To allow straightforward and user-friendly access, the MIBiG standard will be implemented by multiple databases and web services for genome data and secondary metabolite research. For example, the MIBiG-curated dataset has already been integrated into the antiSMASH tool in the form of a new module26 that compares any identified BGCs with the full MIBiG-compliant dataset of known BGCs. Moreover, a full-fledged database is currently under development that will be tightly integrated with antiSMASH and will build on the previously published ClusterMine360 framework12. Additionally, MIBiG-compliant data will be integrated into the recently released Integrated Microbial Genomes Atlas of Biosynthetic Clusters (IMG-ABC) database from the Joint Genome Institute (https://img.jgi.doe.gov/ABC/)27. Regular exchange of data will take place between the MIBiG repository and the IMG-ABC, antiSMASH and ClusterMine databases. Additional cross-links with the chemical databases ChemSpider28, chEMBL29 and chEBI30 are being developed so that researchers can easily find the full MIBiG annotation of the BGC responsible for the biosynthesis of given molecules. Finally, all community-curated data are freely available and downloadable in JSON format for integration into other software tools or databases, without any need to request permission, as long as the source is acknowledged.

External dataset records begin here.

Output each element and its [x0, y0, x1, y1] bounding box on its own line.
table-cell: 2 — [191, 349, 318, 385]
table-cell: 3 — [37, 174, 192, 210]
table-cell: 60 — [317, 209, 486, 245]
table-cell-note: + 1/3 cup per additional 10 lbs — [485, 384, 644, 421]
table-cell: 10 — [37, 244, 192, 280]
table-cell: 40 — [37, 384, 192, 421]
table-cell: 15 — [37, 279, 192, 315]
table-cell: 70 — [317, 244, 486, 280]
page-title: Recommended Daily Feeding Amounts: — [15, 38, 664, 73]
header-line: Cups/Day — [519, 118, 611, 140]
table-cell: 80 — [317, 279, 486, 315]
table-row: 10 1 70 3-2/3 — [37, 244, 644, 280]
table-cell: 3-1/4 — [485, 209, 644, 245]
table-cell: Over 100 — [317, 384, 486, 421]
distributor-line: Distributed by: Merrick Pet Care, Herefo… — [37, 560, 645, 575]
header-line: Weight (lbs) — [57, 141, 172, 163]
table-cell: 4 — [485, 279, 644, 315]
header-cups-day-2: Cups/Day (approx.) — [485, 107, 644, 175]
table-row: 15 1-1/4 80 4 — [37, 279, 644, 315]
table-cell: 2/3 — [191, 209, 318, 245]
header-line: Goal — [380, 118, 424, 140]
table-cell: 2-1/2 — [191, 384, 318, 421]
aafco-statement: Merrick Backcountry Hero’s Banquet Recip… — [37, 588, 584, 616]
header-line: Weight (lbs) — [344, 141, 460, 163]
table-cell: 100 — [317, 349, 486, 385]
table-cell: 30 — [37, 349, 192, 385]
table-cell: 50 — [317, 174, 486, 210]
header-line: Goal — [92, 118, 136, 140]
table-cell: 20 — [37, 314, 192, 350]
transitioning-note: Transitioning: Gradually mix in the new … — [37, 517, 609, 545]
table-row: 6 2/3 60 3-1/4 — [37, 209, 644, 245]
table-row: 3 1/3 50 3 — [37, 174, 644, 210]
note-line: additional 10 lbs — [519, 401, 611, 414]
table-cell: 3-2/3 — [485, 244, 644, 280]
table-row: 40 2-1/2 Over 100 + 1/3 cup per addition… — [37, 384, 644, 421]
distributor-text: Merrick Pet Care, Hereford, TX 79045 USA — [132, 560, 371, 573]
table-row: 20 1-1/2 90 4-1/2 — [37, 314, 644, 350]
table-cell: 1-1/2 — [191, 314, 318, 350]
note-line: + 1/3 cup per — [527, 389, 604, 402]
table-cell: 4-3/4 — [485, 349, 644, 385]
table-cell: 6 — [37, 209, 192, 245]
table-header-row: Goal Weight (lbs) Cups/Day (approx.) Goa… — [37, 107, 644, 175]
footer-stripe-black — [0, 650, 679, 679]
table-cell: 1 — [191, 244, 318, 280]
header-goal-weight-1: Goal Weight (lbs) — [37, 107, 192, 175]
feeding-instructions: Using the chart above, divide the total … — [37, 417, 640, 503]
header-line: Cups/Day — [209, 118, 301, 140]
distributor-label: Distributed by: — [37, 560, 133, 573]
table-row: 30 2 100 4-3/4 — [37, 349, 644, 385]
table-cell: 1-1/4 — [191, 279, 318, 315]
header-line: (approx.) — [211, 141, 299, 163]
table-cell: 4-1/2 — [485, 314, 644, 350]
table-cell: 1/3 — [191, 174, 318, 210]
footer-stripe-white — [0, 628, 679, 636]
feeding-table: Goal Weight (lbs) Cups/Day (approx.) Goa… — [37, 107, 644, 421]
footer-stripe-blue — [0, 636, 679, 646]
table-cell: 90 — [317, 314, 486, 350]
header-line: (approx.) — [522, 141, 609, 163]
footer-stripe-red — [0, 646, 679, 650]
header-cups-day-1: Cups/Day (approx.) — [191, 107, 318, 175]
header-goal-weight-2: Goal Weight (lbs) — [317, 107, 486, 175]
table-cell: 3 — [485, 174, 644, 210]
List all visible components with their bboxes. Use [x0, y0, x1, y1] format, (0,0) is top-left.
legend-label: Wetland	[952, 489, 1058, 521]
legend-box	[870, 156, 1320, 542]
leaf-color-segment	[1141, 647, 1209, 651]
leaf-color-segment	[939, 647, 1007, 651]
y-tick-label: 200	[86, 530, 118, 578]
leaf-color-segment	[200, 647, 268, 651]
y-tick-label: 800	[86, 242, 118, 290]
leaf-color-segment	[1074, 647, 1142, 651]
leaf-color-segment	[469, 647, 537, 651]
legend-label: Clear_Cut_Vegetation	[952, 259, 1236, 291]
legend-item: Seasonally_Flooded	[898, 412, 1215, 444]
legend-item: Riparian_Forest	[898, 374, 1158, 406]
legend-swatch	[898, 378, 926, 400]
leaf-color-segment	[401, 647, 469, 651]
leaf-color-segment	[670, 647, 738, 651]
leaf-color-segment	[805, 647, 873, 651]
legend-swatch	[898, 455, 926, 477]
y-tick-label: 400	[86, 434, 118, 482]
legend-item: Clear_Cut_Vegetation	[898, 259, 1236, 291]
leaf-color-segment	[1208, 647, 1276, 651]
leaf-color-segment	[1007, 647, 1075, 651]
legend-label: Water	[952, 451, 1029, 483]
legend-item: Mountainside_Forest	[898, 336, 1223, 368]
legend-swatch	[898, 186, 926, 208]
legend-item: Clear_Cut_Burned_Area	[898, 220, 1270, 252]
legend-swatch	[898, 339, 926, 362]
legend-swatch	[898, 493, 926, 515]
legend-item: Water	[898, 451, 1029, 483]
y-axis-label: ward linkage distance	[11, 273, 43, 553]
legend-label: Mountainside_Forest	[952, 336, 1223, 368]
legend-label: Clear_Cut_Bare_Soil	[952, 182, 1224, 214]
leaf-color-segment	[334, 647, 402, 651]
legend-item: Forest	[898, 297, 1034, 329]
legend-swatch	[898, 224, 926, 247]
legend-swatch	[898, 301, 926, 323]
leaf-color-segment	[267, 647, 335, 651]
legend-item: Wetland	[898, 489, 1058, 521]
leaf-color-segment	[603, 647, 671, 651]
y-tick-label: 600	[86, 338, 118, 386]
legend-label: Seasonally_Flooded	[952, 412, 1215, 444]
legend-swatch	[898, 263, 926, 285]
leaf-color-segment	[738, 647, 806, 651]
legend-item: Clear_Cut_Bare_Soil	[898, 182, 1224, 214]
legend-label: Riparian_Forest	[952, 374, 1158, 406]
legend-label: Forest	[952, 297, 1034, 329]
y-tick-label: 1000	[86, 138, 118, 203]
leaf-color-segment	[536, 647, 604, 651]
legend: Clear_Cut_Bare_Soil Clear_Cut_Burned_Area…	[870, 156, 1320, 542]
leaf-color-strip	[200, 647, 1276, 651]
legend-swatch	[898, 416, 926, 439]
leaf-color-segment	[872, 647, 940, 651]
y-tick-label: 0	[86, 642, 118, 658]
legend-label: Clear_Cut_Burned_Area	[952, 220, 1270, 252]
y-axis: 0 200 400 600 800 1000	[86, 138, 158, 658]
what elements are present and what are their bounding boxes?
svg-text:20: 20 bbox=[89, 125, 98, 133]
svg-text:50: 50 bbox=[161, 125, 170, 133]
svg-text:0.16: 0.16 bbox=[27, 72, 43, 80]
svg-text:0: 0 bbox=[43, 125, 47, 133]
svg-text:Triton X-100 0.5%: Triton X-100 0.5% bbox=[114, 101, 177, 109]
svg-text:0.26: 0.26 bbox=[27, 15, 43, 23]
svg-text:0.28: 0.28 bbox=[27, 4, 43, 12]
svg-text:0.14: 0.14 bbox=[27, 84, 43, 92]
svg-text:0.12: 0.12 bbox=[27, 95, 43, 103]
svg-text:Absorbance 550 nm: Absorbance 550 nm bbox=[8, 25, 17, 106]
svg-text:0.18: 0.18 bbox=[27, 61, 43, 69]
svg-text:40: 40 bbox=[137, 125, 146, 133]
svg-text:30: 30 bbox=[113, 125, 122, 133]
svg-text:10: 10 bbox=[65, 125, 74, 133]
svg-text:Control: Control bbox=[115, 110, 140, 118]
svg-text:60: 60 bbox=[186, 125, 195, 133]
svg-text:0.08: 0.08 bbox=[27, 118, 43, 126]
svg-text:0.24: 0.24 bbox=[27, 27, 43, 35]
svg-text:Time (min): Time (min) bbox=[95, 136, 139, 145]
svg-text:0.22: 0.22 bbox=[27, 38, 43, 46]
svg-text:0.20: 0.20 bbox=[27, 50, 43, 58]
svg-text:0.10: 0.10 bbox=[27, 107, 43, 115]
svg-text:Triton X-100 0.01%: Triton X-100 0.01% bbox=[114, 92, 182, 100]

For submission of new MIBiG-compliant data by scientists in the field, we prepared an interactive online submission form (available from http://mibig.secondarymetabolites.org), which was extensively tested through the community annotation effort. Data can also be submitted through the BioSynML plug-in26 (http://www.biosynml.de) that was recently built for use in the Geneious software. In this way, MIBiG-compliant data can easily be integrated with the in-house BGC content management systems of individual laboratories or companies. Finally, it will be possible to submit updates to existing MIBiG entries based on peer-reviewed articles through dedicated web forms.

Future perspectives

The MIBiG coordinating team within the GSC is committed to ensuring the continued support and curation of the MIBiG standard, in cooperation with its partners. Compliance with the standard and interoperability with other standards and databases will also be guaranteed within the GSC. In order to stay relevant and viable, MIBiG is projected to be a 'living' standard: updates will be made as needed to remain technologically and scientifically current.

Coordination with relevant journals will be sought to make MIBiG submission of BGCs (evidenced by MIBiG accession codes) a standard item to check during manuscript review. To stimulate submission of MIBiG data during the process of publishing new biosynthetic gene clusters, unique MIBiG accession numbers are provided for each BCG that can be used during article review (including for data embargoed until after publication). The research community represented by this paper commits itself to submitting MIBiG-compliant data sets as well as updates to existing entries when publishing new experimental results on BGCs. We encourage the larger community to join in this endeavor.